Немногие сейчас помнят, что когда-то она была женщиной яркой, изумительной красоты, поломанной и погубленной безвременно и бессмысленно.
Здесь же можно познакомиться и с первым объектом отечественного рэкета – с директором совхоза Андреем Васильевичем Беляниным. Он, слава Богу, жив, здоров, мало изменился с того времени и по-прежнему директор, правда, уже не совхоза, а акционерного общества.
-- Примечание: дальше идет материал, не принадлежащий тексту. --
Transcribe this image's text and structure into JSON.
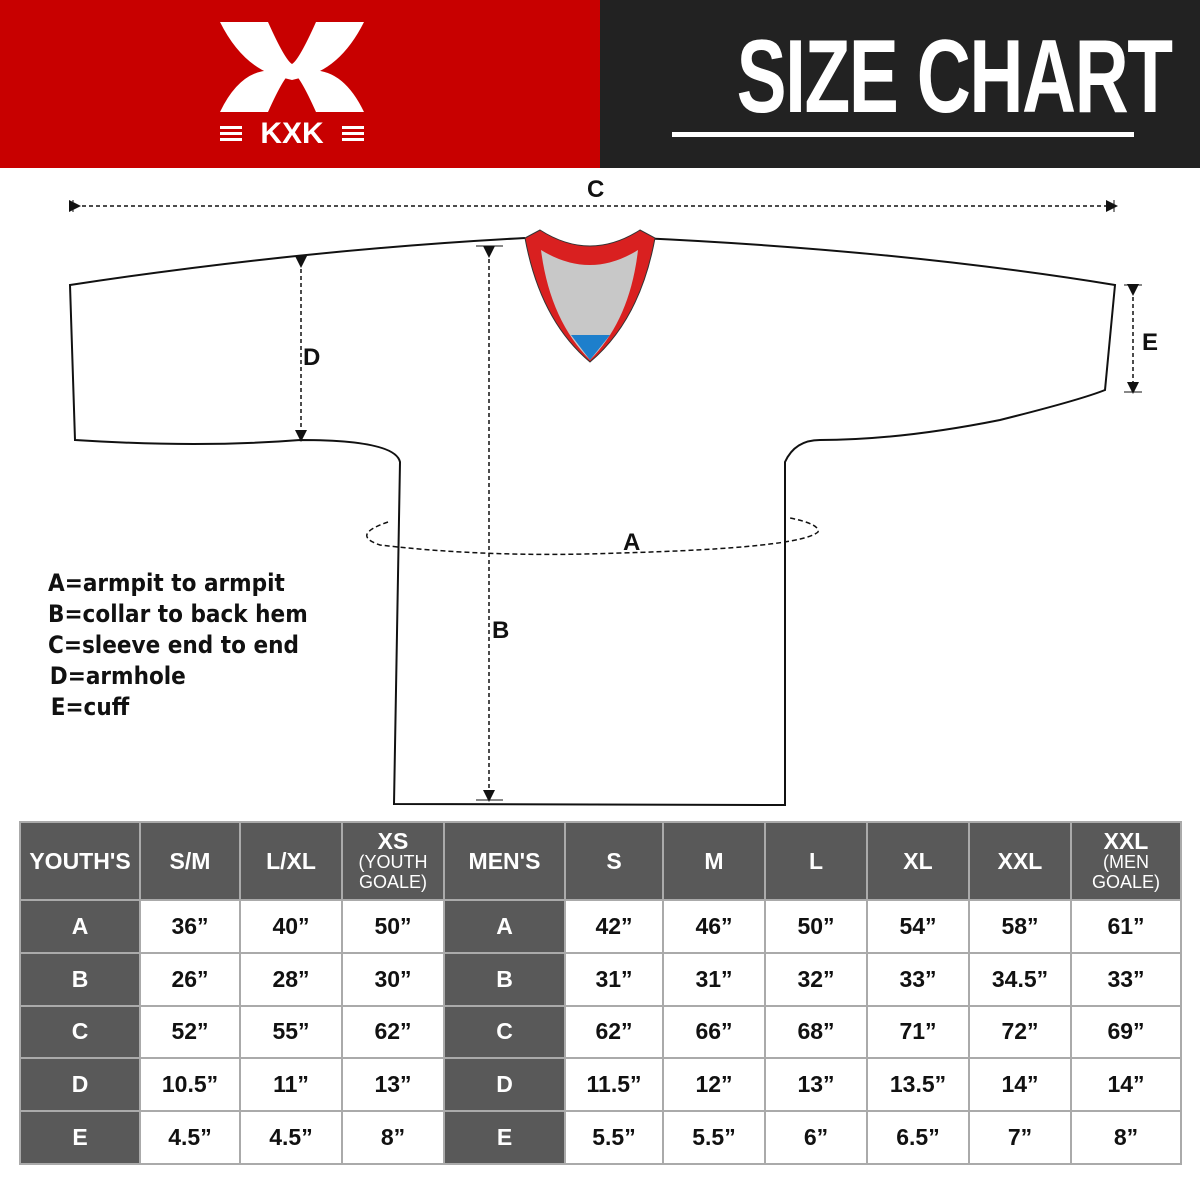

А в тот день, в начале августа 197… года, он заехал домой пообедать. Вылез из белой «Волги», зашёл в калитку, устроенную в высоком дощатом заборе голубенького цвета, вынул содержимое почтового ящика и, не глядя, сунул подмышку.
День был светлый и тёплый. По небу плыли уже совсем нелетние плоские облака, нечасто закрывая солнце. В палисаднике мальвы высоко – под самую крышу – поднимали белые, розовые, малиновые цветы; оранжевыми пятнами в тёмной зелени обозначились гроздья рябины, репейники буйно цвели лиловыми головками под забором, в огороде развесили желтые корзинки высокие подсолнухи, светлела на грядках капуста, а в доме пахло укропом, малосольными огурцами, а на столе стояла глубокая чашка полная крупными красными помидорами.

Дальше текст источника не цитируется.